On my first days off we jumped in the car and headed south to Positano. Winding through narrow roads that hugged the cliffs, I pulled the side view mirrors in several times to let trucks and larger cars squeak past. The road offered an unbelievable vista of the Mediterranean. I would have stopped numerous times, just to stare, but there was seldom any place to park. So I had to be satisfied with terrorizing my wife by gazing into the distance as I squeeled around corners with 1000 foot drops. Arriving at our pensione, we were escorted to a tiny room with a terazza that overlooked a church and the sea.

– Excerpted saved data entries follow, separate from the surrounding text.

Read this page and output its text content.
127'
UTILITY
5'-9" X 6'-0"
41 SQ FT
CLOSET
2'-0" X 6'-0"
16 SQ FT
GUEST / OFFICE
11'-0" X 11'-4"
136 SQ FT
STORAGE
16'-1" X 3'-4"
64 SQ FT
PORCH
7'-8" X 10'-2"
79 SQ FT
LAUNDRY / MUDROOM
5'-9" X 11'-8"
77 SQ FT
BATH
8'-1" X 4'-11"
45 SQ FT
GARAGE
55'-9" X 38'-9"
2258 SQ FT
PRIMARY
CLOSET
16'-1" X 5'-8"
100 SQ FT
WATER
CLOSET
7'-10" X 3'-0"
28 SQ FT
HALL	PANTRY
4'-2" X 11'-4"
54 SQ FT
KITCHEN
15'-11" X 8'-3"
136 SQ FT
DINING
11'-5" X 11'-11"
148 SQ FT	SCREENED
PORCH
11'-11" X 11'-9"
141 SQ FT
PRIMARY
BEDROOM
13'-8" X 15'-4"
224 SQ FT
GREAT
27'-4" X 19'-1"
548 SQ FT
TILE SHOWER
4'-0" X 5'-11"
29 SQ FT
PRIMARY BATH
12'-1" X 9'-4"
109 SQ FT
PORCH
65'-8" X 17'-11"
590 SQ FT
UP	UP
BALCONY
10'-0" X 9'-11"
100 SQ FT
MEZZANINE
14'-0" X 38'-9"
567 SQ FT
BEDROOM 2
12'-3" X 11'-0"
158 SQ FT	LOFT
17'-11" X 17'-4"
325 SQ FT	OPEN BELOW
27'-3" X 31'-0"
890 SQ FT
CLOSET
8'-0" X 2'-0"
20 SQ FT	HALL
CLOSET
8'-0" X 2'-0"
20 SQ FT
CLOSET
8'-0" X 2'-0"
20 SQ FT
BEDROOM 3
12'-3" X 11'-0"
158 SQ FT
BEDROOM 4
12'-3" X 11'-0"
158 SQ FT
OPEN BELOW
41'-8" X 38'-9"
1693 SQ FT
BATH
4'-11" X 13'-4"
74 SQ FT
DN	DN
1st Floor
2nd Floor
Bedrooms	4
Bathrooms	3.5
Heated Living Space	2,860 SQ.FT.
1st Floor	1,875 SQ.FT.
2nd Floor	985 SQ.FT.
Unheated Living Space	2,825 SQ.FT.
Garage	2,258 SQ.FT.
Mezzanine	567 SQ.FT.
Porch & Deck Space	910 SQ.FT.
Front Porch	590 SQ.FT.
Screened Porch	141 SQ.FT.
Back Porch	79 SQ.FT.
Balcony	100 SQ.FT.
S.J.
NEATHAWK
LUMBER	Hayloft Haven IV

“I think I’ll just sit here the whole weekend,” I said, shaking my head in wonder at the unique beauty of the cliffside villas overlooking the village. But soon we were down at the beach looking for a place to put our towels.
“You can put your eyes back in your head, buster,” my wife said sarcastically as we ambled down the rocky beach. “I know what you’re thinking. They don’t go topless around here.”
“Wha!?” I protested, rolling my eyes. “I didn’t notice a single tanned gorgeous young body.”
“Yeah, right.” It was her turn to do the eye roll. “How would you like to rent a boat and do some exploring.” She knew how to get me off the beach before I drooled on myself.
As we shoved off and began motoring through the deep blue water, my wife relaxed on the cushions spread out on the foredeck of our tiny boat while I daydreamed of ancient Roman gallions. Sometimes, I thought, serving your country has a few little perks.